Seychelles Cabinet Reforms Back Careers Agency, Childcare Support and Youth Jobs

VICTORIA, Seychelles — A sweeping package of Seychelles Cabinet reforms approved at the Cabinet meeting of Wednesday, January 28, will establish a new autonomous Careers and Further Education Agency, create an Education Reform Council, launch a national youth internship programme, and deliver expanded childcare financial assistance to low-income families from as early as February 2026. Secretary of State for Cabinet Affairs and Civil Services Margaret Moumou outlined the measures at a press briefing at State House on Thursday morning.

For Seychellois families, the announcements represent a significant shift in how the government intends to support children from early learning through to employment. The childcare assistance expansion directly addresses one of the most cited cost pressures on working parents, while the youth employment initiatives target the difficult transition from school to the workforce that has long been a concern for young Seychellois and their families. Collectively, the reforms signal a deliberate effort by the new administration to invest in human capital as the foundation for long-term economic resilience.

The Careers and Further Education Agency Bill, 2026, establishes an autonomous statutory body to manage careers development guidance, further education pathways, student transitions to employment, and the administration of government-funded scholarships. The Bill replaces the dissolved Agency for National Human Resource Development (ANHRD) and will be submitted to the National Assembly for enactment. The Cabinet also approved the Education Reform Council as a high-level oversight body to guide the national education reform programme in phases, beginning with early childhood and primary education. On youth employment, the IGNITE Pilot Programme will offer structured workplace internships to 50 high-potential S4 and S5 students plus 50 students from professional centres per cohort, commencing April 2026, with participants remunerated at R48 per hour. The StepUp4Life Holiday Programme targets up to 200 secondary school students from S3 to S5 during the April, August, and December school holidays, administered jointly by the Seychelles National Youth Council, the Ministry of Education, and the Ministry of Employment. For childcare, Cabinet continued the universal subsidy of R750 per child per month and approved a means-tested top-up of an additional R750 per child per month for eligible households with net income below R8,555.50, administered jointly from February 2026 by the Institute of Early Childhood Development and the Agency for Social Protection.

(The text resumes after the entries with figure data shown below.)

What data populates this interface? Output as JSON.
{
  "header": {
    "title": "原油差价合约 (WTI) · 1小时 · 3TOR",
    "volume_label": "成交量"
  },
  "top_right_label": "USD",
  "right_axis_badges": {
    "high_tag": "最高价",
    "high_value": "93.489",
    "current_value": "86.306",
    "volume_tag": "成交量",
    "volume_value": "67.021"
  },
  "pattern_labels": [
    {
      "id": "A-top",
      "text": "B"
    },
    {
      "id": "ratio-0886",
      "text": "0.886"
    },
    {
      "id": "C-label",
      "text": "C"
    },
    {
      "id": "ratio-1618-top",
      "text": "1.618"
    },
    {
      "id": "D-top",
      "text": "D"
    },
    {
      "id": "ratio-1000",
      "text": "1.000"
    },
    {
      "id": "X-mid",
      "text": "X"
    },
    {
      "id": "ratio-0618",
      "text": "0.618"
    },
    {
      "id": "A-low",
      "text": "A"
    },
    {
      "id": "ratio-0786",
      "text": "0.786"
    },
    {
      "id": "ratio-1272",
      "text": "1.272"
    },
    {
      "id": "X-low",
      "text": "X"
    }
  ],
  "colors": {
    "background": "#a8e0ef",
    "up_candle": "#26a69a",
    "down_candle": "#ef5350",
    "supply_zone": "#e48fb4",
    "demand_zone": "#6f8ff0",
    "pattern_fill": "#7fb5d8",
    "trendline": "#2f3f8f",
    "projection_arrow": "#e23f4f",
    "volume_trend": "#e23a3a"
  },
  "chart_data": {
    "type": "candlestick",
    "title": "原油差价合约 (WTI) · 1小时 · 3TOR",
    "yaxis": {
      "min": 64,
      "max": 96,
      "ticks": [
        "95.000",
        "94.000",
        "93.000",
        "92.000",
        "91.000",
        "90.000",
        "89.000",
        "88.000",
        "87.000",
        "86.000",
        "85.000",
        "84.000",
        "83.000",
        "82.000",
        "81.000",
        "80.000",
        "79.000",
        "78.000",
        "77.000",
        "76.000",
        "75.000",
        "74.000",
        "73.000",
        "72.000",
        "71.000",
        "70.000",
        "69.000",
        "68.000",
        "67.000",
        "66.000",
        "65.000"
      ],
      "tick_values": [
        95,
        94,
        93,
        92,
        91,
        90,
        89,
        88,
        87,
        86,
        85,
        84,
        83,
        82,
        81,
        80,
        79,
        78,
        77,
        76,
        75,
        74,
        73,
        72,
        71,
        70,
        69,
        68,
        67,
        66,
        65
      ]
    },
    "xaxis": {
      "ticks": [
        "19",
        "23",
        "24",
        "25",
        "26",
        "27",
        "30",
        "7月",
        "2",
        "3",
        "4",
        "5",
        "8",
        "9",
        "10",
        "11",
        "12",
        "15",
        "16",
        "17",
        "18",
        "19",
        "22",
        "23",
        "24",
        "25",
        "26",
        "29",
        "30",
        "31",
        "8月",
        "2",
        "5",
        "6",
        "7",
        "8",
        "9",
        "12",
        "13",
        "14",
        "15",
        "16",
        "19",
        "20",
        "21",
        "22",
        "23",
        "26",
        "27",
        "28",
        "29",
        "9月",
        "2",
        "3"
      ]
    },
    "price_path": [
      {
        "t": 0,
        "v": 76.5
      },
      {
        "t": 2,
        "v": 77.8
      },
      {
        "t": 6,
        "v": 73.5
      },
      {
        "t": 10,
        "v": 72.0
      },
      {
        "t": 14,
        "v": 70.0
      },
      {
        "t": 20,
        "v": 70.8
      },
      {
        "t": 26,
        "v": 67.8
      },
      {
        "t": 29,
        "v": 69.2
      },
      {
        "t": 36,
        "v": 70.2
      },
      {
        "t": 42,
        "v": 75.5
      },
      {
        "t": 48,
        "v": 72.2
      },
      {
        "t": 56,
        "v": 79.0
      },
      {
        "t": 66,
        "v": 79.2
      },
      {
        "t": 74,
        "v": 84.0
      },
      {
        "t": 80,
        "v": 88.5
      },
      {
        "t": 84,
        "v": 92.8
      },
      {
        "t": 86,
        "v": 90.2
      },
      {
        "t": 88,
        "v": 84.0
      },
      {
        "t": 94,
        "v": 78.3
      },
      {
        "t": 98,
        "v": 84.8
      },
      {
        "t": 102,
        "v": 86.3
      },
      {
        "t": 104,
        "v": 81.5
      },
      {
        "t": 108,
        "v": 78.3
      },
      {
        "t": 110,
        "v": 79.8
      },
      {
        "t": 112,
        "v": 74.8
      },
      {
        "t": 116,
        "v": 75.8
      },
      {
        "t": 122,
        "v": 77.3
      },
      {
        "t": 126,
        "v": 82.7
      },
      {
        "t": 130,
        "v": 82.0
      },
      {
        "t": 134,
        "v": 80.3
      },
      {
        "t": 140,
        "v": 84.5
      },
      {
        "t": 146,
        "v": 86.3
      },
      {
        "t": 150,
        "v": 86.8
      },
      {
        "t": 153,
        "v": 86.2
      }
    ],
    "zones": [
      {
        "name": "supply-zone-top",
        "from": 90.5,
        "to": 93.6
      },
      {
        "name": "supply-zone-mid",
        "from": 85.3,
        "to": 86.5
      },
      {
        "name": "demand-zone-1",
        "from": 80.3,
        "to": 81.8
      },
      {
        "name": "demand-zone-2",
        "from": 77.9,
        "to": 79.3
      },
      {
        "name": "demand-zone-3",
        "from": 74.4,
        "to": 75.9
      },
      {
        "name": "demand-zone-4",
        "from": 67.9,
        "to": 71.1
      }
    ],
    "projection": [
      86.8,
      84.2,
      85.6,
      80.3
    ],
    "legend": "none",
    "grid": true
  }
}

The reforms build on longstanding government commitments to improve the governance of scholarship management and careers guidance after the dissolution of the ANHRD, which left gaps in the coordination of further education and bonding obligations. The new agency structure introduces clearer reporting lines and dedicated units for partnerships, performance, communications, and youth participation, including through the Youth Empowerment Council.

Cabinet also approved significant changes in the culture sector, including the repeal of the Seychelles National Institute for Culture, Heritage and the Arts Act, 2021, and the drafting of a new Seychelles Culture, Arts and National Heritage Bill to bring cultural institutions under stronger ministerial oversight within the Ministry of Tourism and Culture. The National Monuments Board is to be re-established under the Seychelles National Monuments Act (1980), and the revised Culture Department structure is intended to strengthen policy leadership and operational efficiency.

The breadth of the January 28 Cabinet meeting demonstrates the new administration’s determination to move swiftly on the social and institutional reforms promised during the election campaign.